He was amazed that hunters ritually slit deer throats. I theorized that it was partially a leftover from a misunderstanding of Kosher and cleanliness. He explained that “clean” in the Kosher sense did not have all that much to do with hygiene per se. It was an observance of ritual, and that “clean” should be more thought of as “dedicated to God.” He also said that a deer killed with a rifle bullet or arrow through the chest could never be considered Kosher. Although, when you think of it, a double lung shot does pretty much the same thing– massive bleeding where the heart is working to pump every last drop of blood out of the animal’s system.
It’s funny, but my German grandmother always made sure to hit a Jewish butcher shop. From back in the old days, Kosher and “clean” were synonymous, but it was a completely different angle: the Kosher butchers operated more hygenically than the scrofulous non-Jewish ones, because they had a rabbi looking over their shoulder and could not sweep the floor and put it back in the grinder.

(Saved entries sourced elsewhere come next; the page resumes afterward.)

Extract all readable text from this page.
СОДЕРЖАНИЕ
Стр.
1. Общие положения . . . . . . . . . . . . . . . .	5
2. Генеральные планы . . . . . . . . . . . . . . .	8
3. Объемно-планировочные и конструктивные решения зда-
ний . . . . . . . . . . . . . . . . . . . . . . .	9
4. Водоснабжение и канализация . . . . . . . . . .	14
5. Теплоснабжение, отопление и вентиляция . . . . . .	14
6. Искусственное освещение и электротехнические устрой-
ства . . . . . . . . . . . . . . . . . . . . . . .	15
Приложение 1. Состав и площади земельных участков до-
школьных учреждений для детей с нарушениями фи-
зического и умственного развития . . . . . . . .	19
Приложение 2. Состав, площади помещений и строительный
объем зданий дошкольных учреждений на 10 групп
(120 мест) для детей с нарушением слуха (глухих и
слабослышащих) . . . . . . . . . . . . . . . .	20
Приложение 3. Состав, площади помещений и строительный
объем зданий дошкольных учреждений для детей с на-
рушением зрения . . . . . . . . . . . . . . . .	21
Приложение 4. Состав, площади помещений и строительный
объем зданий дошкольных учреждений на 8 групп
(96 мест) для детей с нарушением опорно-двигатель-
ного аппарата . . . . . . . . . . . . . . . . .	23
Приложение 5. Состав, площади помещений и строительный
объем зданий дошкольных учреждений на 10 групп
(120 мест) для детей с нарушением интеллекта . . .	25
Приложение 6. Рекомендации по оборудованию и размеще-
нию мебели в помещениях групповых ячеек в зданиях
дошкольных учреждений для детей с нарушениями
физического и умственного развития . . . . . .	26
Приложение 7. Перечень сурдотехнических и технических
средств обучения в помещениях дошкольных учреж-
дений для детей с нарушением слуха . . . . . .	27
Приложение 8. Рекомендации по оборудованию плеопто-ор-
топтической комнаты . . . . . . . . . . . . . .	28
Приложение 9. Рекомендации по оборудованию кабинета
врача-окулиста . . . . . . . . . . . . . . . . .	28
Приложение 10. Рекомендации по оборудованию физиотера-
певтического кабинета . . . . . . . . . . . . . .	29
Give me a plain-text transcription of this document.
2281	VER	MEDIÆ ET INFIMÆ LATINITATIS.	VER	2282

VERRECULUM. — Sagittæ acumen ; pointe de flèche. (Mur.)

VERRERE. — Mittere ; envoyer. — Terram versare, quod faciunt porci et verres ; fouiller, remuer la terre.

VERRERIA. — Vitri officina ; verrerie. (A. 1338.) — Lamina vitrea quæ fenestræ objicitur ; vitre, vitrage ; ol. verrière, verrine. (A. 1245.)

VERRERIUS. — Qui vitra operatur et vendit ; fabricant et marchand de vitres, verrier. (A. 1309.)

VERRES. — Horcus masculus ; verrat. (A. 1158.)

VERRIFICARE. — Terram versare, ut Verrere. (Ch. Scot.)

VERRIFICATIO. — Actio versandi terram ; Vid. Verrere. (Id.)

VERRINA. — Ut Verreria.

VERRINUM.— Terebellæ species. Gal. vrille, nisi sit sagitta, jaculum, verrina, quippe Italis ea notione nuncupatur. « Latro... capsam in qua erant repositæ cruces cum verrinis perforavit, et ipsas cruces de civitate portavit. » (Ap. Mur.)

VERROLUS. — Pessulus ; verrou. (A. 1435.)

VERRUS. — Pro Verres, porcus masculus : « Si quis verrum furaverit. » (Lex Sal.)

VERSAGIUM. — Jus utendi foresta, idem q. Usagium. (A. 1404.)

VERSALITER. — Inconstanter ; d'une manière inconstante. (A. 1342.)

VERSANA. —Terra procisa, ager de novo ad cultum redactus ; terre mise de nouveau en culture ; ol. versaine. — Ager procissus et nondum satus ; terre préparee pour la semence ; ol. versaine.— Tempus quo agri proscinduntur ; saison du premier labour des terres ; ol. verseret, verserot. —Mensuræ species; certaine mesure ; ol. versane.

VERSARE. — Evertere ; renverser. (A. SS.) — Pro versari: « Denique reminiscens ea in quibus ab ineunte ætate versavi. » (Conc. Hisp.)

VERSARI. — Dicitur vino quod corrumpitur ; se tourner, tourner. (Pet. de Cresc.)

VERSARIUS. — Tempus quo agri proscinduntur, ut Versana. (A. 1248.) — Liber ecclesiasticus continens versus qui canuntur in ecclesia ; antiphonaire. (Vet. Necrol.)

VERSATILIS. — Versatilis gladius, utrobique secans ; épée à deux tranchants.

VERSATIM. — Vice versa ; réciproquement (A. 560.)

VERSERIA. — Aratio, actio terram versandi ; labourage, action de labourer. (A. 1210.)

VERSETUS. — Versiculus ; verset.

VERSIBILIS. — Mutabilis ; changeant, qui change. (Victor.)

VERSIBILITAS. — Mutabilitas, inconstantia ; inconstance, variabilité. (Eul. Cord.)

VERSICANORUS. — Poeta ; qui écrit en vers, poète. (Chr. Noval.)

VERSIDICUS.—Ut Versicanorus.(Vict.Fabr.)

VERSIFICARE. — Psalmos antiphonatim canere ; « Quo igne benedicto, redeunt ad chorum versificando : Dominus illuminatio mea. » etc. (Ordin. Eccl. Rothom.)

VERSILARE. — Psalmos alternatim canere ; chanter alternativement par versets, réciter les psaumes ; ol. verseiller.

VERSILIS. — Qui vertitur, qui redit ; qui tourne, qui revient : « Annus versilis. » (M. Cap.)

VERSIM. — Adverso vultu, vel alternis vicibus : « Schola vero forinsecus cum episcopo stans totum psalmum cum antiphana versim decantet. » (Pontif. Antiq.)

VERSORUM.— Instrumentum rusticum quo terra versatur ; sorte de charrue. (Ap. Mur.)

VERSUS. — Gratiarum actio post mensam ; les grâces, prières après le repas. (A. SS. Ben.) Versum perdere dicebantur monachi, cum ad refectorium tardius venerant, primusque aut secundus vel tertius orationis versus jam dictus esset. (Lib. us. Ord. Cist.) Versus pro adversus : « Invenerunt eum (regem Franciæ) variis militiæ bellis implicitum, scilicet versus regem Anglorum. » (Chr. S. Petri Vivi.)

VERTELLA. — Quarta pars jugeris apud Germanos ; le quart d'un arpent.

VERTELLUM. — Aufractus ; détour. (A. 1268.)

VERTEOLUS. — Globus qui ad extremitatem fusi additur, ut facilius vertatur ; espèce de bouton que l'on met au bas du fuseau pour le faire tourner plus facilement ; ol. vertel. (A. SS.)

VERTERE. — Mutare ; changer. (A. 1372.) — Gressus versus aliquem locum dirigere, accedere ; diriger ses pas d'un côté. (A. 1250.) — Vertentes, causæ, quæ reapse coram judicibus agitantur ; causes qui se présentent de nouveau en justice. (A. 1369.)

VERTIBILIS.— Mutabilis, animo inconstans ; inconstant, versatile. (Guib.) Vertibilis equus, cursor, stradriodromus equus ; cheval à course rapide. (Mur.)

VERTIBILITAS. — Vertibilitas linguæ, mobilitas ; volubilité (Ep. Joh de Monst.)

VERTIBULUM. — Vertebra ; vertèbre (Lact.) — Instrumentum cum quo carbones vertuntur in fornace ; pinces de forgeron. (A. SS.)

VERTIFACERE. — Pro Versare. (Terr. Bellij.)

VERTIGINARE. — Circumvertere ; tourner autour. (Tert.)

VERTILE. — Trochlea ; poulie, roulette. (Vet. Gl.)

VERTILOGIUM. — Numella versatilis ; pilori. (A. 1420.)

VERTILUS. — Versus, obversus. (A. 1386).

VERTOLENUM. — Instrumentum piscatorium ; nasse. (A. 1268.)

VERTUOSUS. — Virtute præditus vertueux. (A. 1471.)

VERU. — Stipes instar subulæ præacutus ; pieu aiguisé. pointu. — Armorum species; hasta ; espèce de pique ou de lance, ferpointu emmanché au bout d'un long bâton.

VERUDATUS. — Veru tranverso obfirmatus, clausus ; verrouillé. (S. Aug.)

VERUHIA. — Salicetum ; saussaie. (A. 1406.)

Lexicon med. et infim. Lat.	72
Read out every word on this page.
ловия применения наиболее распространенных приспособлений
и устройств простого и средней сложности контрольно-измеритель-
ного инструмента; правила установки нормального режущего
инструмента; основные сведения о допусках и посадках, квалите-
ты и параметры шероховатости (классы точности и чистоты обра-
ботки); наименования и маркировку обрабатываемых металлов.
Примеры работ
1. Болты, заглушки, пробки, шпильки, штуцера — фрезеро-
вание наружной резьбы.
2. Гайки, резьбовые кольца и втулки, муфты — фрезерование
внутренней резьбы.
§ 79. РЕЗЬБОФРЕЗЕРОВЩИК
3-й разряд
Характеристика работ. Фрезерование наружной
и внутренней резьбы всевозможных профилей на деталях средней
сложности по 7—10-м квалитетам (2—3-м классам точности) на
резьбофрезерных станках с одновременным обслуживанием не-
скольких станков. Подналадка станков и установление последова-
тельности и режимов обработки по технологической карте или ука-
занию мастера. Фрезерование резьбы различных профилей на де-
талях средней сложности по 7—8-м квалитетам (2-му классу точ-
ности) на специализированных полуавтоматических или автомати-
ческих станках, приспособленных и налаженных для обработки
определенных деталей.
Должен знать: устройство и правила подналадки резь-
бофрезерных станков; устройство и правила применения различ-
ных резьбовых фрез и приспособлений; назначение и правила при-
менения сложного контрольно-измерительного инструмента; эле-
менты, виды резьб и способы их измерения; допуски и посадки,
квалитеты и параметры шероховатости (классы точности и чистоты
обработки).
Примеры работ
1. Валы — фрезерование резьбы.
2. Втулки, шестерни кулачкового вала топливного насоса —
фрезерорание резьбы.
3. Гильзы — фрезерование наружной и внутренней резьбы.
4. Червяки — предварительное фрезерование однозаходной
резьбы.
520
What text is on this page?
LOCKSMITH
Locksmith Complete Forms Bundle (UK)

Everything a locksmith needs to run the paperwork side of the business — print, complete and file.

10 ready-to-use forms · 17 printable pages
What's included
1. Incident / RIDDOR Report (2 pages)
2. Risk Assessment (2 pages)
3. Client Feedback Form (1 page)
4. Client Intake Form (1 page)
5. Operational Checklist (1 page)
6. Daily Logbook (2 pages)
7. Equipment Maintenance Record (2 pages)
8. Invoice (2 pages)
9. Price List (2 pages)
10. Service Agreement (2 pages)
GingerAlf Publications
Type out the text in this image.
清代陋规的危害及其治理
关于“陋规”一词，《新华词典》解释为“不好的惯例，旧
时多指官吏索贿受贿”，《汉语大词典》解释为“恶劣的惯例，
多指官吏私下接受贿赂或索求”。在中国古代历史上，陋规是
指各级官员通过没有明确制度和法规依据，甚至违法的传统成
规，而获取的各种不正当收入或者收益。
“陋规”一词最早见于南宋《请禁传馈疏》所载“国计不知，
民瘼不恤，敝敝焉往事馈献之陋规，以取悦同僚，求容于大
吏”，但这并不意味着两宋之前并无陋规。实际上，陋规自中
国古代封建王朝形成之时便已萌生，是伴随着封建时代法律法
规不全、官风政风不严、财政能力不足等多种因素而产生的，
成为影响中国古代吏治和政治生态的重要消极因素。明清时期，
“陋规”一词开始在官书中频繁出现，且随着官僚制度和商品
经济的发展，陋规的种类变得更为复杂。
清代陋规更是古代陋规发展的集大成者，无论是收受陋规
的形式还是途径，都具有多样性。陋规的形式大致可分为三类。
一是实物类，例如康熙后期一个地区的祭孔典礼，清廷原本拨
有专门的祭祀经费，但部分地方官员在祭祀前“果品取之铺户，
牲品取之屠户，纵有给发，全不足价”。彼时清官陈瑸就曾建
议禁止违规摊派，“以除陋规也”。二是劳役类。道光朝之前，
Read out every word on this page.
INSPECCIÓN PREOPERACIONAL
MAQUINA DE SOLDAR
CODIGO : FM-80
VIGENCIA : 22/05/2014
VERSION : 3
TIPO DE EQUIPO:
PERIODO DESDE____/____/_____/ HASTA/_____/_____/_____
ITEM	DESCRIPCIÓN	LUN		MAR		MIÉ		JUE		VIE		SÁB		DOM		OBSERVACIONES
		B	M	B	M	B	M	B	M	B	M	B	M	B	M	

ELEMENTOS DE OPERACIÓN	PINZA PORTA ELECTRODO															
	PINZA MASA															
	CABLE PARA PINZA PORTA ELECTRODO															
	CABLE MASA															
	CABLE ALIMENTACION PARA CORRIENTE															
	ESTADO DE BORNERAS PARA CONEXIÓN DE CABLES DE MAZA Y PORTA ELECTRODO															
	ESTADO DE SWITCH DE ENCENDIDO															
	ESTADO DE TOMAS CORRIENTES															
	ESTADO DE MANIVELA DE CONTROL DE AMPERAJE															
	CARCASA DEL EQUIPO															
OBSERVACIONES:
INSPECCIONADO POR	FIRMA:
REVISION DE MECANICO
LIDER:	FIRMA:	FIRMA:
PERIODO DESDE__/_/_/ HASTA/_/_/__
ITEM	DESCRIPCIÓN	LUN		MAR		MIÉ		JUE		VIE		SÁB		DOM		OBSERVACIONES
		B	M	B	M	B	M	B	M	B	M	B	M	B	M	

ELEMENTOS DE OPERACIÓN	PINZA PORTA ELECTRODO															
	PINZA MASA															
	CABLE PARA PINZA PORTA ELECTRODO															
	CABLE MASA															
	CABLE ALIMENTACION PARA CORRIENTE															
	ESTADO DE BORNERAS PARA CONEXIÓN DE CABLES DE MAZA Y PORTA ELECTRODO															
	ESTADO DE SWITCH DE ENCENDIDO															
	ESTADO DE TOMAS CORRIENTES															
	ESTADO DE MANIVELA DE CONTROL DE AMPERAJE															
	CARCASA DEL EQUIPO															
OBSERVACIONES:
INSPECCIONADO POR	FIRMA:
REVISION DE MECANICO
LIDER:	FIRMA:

It was long a conversation with Yakob. Happy hour was winding down, and we decided to trade hats for the evening. By the time we met back up around 10 PM, I had been mistaken for a famous local rabbi, and Yakob had managed to get lucky with a lady from Cleveland. He said it was the hat. He wanted to keep it, but I was holding his yamikah that his dead sister had knitted him. I finally got him to cough up my hat, with the promise that he could get another one just like it at Walmart.